Holy shit.  It’s only been an hour?
How is that possible I feel like I’ve been out here all morning, maybe I can just coast in now? “No Harmony, paddle” I tell myself just as I hear “Go girl go!”  It’s Julia, she’s yelling at me from behind! I hit the beach jumping off my board, my leash attached to my lifejacket around my waist is stuck I drop the pack and run up the beach. “What’s your number?” the girls yell at me. “I don’t know! 272, I think, yes, it’s 272!”  I walk back towards where my stuff is to get my warm clothes.

Killing Katie

There’s Katie! “Hey did you paddle?” she asks. Did I paddle? IS SHE KIDDING ME?  I’m sure she got quite the look from me. “YES!  I just got in!”

Aftermath

I see Julia. She’s come in seconds behind me and I give her a hug and thank her.  She kept me going that last mile and pushed me in when I needed it.  I’m so grateful.  I can’t believe I even finished.

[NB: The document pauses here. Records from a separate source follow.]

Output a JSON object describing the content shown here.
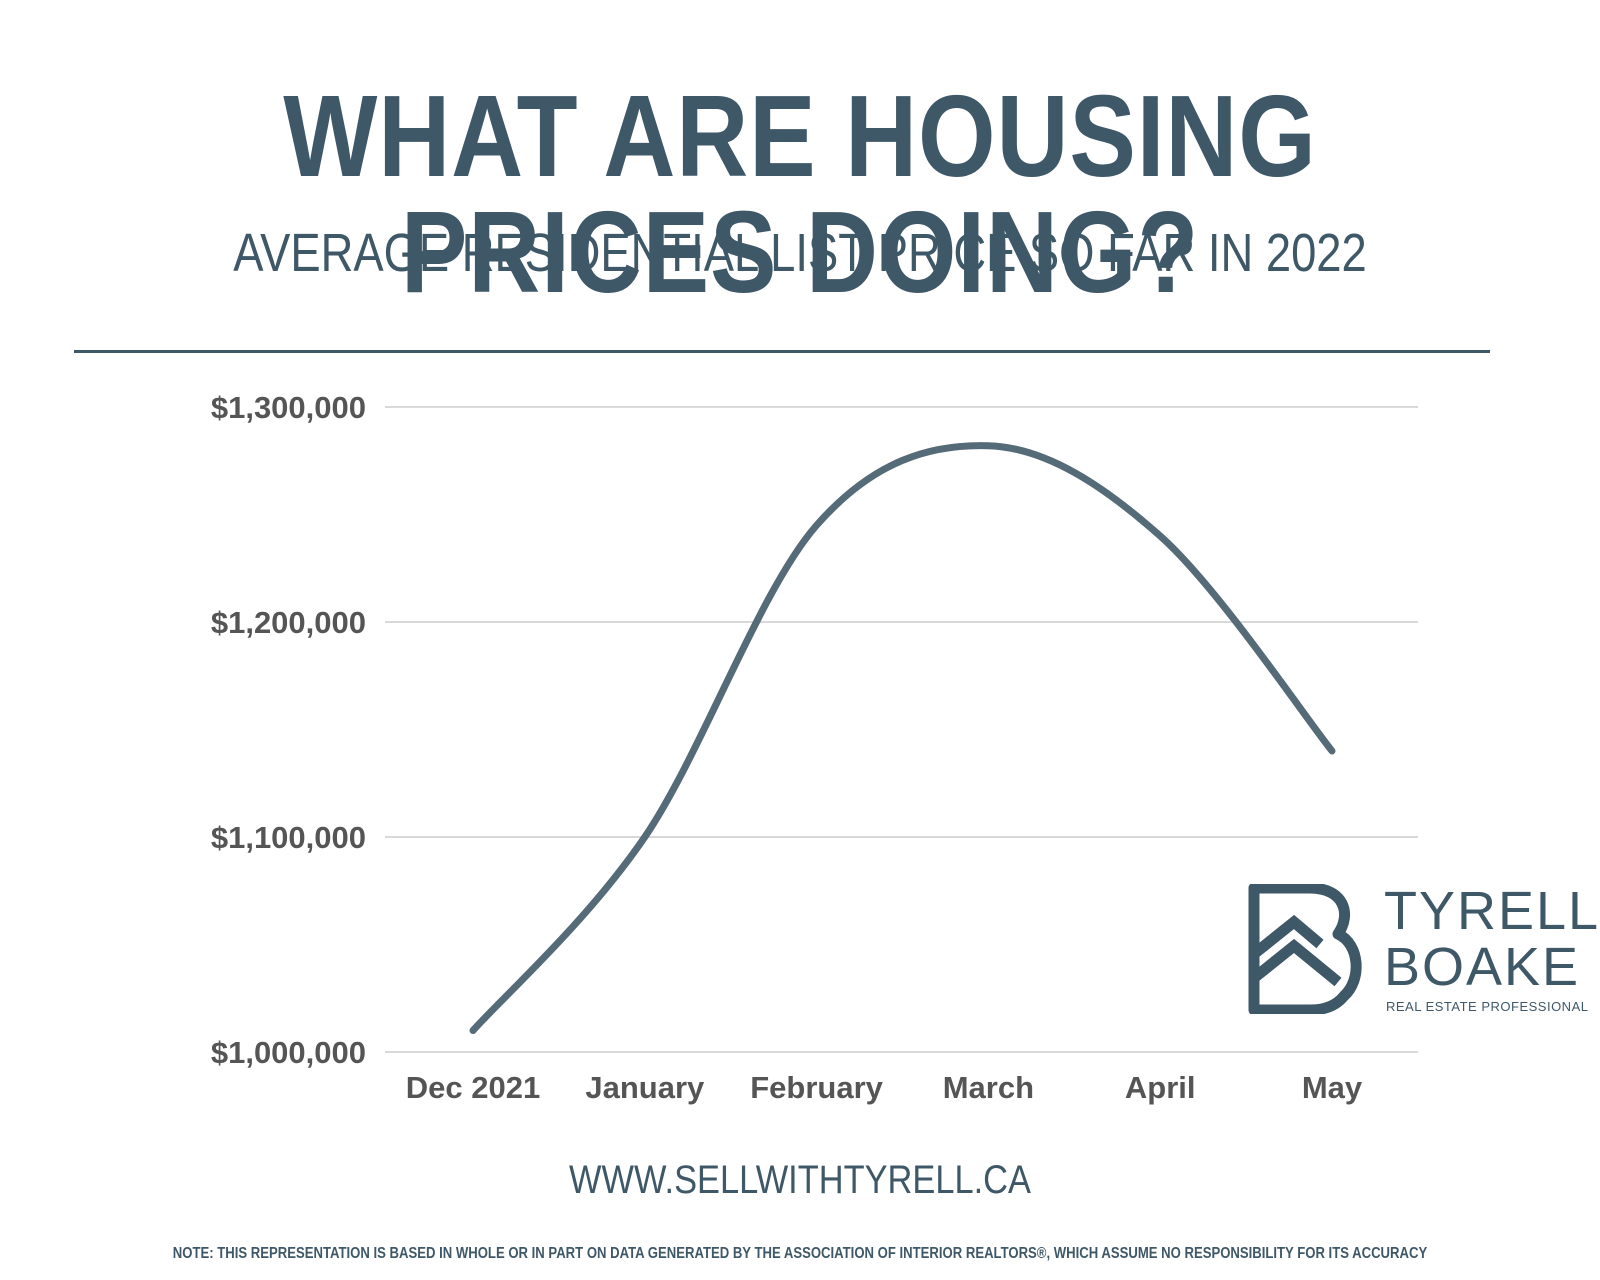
{
  "header": {
    "title": "WHAT ARE HOUSING PRICES DOING?",
    "subtitle": "AVERAGE RESIDENTIAL LIST PRICE SO FAR IN 2022"
  },
  "chart_data": {
    "type": "line",
    "categories": [
      "Dec 2021",
      "January",
      "February",
      "March",
      "April",
      "May"
    ],
    "series": [
      {
        "values": [
          1010000,
          1100000,
          1245000,
          1282000,
          1240000,
          1140000
        ]
      }
    ],
    "ylim": [
      1000000,
      1300000
    ],
    "yticks": [
      1000000,
      1100000,
      1200000,
      1300000
    ],
    "ytick_labels": [
      "$1,000,000",
      "$1,100,000",
      "$1,200,000",
      "$1,300,000"
    ],
    "grid": true,
    "line_color": "#566b78",
    "grid_color": "#d9d9d9",
    "label_color": "#555555"
  },
  "logo": {
    "name_line1": "TYRELL",
    "name_line2": "BOAKE",
    "tagline": "REAL ESTATE PROFESSIONAL",
    "color": "#3f5868"
  },
  "footer": {
    "website": "WWW.SELLWITHTYRELL.CA",
    "note": "NOTE:  THIS REPRESENTATION IS BASED IN WHOLE OR IN PART ON DATA GENERATED BY THE ASSOCIATION OF INTERIOR REALTORS®, WHICH ASSUME NO RESPONSIBILITY FOR ITS ACCURACY"
  }
}
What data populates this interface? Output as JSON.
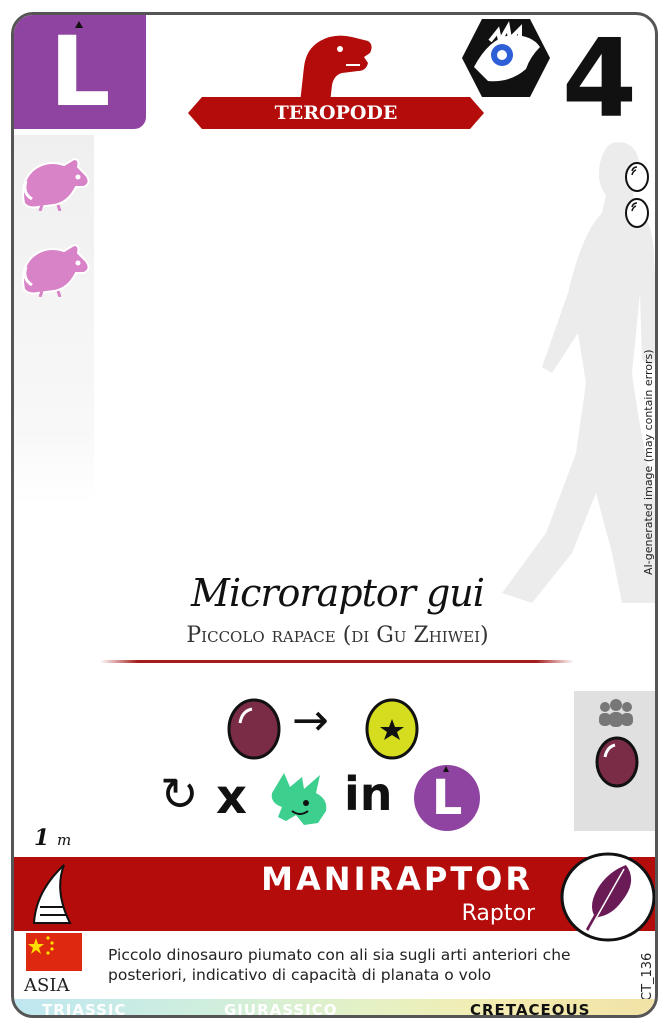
{
  "card": {
    "type_letter": "L",
    "cost": "4",
    "category": "TEROPODE",
    "scientific_name": "Microraptor gui",
    "common_name": "Piccolo rapace (di Gu Zhiwei)",
    "size_value": "1",
    "size_unit": "m",
    "group": "MANIRAPTOR",
    "subgroup": "Raptor",
    "description": "Piccolo dinosauro piumato con ali sia sugli arti anteriori che posteriori, indicativo di capacità di planata o volo",
    "region": "ASIA",
    "code": "CT_136",
    "ai_note": "AI-generated image (may contain errors)"
  },
  "ability": {
    "multiply": "x",
    "in_word": "in",
    "target_letter": "L"
  },
  "eras": [
    "TRIASSIC",
    "GIURASSICO",
    "CRETACEOUS"
  ],
  "colors": {
    "purple": "#8e44a0",
    "red": "#b40b0b",
    "egg": "#7a2b45",
    "star_egg": "#d6dc1e",
    "mouse": "#d883c8",
    "triceratops": "#3ccf8e",
    "era_active": "#111111",
    "era_inactive": "#ffffff"
  },
  "icons": {
    "food_1": "mouse-icon",
    "food_2": "mouse-icon",
    "eggs": [
      "egg-outline-icon",
      "egg-outline-icon"
    ],
    "group_egg": "egg-icon",
    "flag": "china-flag-icon",
    "habitat": "shark-fin-icon",
    "feather": "feather-icon",
    "eye": "eye-hex-icon",
    "category": "theropod-head-icon"
  }
}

We enjoy the after party. At the awards we find out that Anna, the pint-sized powerhouse is first, I’m second, and Julie is third.

I don’t like racing and this race didn’t change that, but I’m happy that I did it! It was my first race of 2014, my first race in North Carolina, and my first time racing in rough conditions.

Thank Yous

Jeofrey and Kat, You put on an awesome well-run event. I want to say a special thank you for increasing the number of safety boats because of the conditions.

To all the volunteers who worked with coastal urge to make this event possible, the Blockade Runner and the Carolina community for doing what you do best, making everyone feel welcome.
The Cold Stroke may be cold, but it’s worth the trip.
To my sponsors, for all of your support throughout the year in all my adventures. Thank You.   To Dan’s sponsors,  Trident Sports, Coast Urge and Blockade runner thank you for also taking care of me at this event.
To Evey Hammond for lending me her board to race and to Julia Nicohols for pushing me to paddle it faster, Thank you both.
To Megan, cant wait to see you on the water at Carolina CUP!!
To Katie I take pictures-you paddle!  😉 
Dragged kicking and screaming to the Cold Stroke Classic–and nailing it!